Spanish Jesuit missionary, explorer of the Amazon; b. Burgos, 1597; d. Lima, Peru, Jan. 14, 1670. He entered the Jesuit Society in 1612 and made his profession in 1634. In 1630 he was the first rector of the College of Cuenca (Ecuador), the base for the Jesuit mission of Maynas in the upper Amazon. Acuña was appointed by the royal court to take part in a scientific expedition to the Amazon River because he had "journeyed through almost all Provinces of Peru, Quito, Chile, Tucumán, and Paraguay, including the coast of Brazil, La Plata, and Pará," according to reports from his superior, Francisco Fuentes. Acuña and a companion, Father Andrés de Artieda, left Quito on Feb. 16, 1639, investigating the characteristics of the Amazon River, native population, products, and various other items of interest. They arrived in Pará Dec. 12, 1639, and in March 1640 both returned to Spain.
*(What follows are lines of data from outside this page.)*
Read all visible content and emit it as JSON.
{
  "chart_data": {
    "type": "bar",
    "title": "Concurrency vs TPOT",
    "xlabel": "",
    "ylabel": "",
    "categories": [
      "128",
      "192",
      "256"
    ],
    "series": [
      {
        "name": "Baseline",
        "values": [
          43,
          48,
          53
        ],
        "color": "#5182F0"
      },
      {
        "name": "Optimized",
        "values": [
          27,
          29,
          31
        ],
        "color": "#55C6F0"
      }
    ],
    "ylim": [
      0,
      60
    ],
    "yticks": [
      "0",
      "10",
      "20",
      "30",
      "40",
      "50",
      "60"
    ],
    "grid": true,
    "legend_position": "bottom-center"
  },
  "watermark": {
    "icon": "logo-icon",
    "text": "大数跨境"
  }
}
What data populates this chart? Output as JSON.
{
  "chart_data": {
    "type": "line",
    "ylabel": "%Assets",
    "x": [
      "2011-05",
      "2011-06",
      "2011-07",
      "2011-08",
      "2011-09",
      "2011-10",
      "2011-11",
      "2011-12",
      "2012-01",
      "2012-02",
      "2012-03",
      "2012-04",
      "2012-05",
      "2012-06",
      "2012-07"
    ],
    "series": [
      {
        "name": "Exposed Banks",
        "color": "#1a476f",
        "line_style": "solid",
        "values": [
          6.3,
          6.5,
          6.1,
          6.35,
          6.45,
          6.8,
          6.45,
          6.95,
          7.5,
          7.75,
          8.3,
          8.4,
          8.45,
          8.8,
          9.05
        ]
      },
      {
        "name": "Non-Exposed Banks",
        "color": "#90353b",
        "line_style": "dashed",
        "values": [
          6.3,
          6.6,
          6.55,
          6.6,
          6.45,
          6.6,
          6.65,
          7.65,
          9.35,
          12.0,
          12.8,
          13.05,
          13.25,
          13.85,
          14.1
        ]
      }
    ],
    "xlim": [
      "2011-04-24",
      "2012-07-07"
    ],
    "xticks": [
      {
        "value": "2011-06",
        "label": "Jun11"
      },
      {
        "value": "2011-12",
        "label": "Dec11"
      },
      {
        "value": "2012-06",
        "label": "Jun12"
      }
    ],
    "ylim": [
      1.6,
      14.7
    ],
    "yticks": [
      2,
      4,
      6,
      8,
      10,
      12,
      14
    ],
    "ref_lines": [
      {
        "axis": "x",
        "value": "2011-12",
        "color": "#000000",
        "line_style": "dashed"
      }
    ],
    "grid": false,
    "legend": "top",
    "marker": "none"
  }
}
In Madrid Acuña gave an account of his observations to Philip IV and the Council of the Indies, and requested permission and assistance to carry out further evangelization along the great river. A result of his exploration was the Nuevo descubrimiento del Gran Río de las Amazonas (Madrid 1641), immediately translated into several languages. With the political separation of Portugal from Spain in 1640, projects of colonization and missionary work came to a standstill, and Acuña returned to South America in 1644. He stayed in the New Kingdom of Granada and Quito, until he was persuaded to return to Lima in 1659.

Bibliography: j. jouanen, Historia de la Compañía de Jesús en la antigua provincia de Quito, 15701774, 2 v. (Quito 194143). e. torres saldamando, Los antiguos Jesuítas del Perú (Lima 1882).